What to Teach with Oral Language
Oral language skills are best taught when combined with instruction in the following four reading components. As you are helping students develop their oral language skills, also provide instruction in these components.
Phonemic Awareness: The oral language phonological sub-skill overlaps with the skills students learn during phonemic awareness instruction. As such, you can help students improve their phonological skills while improving their phonemic awareness, and vice-versa.
Vocabulary: The reading component of vocabulary comprises learning the meaning of words, the interpretation of words, and the process for learning new words. The vocabulary reading component contributes to oral language skills by expanding students’ word knowledge, while the oral language skills assist with interpretation of the words. Together, they lead to increased overall comprehension.
Fluency: The emphasis on accurate decoding in fluency contributes to students’ phonological and morphological sub-skills. Furthermore, the fluency emphasis on pacing and expression contribute to a better understanding of how an author or character is using language to convey information. When we teach students to vary their pacing and expression for fluency, we are also helping students understand how to modify language use or oral language skills.
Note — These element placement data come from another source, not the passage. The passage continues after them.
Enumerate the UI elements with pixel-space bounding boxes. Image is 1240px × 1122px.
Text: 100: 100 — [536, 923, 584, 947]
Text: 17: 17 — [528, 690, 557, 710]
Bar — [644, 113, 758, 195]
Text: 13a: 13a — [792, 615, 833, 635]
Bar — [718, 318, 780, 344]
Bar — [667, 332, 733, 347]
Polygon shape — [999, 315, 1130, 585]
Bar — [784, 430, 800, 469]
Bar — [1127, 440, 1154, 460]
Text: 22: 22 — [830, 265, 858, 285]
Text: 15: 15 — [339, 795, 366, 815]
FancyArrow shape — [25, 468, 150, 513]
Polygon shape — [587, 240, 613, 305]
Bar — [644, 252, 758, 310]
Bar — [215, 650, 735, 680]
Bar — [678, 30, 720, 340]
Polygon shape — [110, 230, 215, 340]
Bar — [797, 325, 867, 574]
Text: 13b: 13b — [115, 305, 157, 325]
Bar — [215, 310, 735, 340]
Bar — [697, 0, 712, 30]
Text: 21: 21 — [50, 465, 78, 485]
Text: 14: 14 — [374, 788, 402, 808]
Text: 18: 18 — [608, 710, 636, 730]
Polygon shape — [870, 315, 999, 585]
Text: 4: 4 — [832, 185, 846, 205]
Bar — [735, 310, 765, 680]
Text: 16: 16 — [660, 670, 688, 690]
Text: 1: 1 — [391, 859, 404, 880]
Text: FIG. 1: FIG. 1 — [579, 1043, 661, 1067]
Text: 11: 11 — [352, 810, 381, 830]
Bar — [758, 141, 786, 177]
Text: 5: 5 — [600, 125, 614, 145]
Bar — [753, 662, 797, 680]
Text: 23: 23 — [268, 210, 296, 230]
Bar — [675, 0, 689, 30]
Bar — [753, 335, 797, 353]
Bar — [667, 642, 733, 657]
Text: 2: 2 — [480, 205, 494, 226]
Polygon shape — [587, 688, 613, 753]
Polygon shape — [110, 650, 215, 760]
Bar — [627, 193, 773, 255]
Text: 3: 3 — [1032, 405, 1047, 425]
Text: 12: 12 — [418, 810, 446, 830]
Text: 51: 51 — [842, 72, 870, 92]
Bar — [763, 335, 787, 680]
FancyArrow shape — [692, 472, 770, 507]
Comprehension: As students improve their comprehension skills, they learn to create a defensible interpretation of the text. Part of this process is understanding how the author or characters use language, gauging the effectiveness of language use for a purpose, and analyzing the appropriateness of the language. The skills students develop in comprehension and the skills they learn in oral language development depend on each other: they cannot be used and, therefore, cannot be taught in isolation.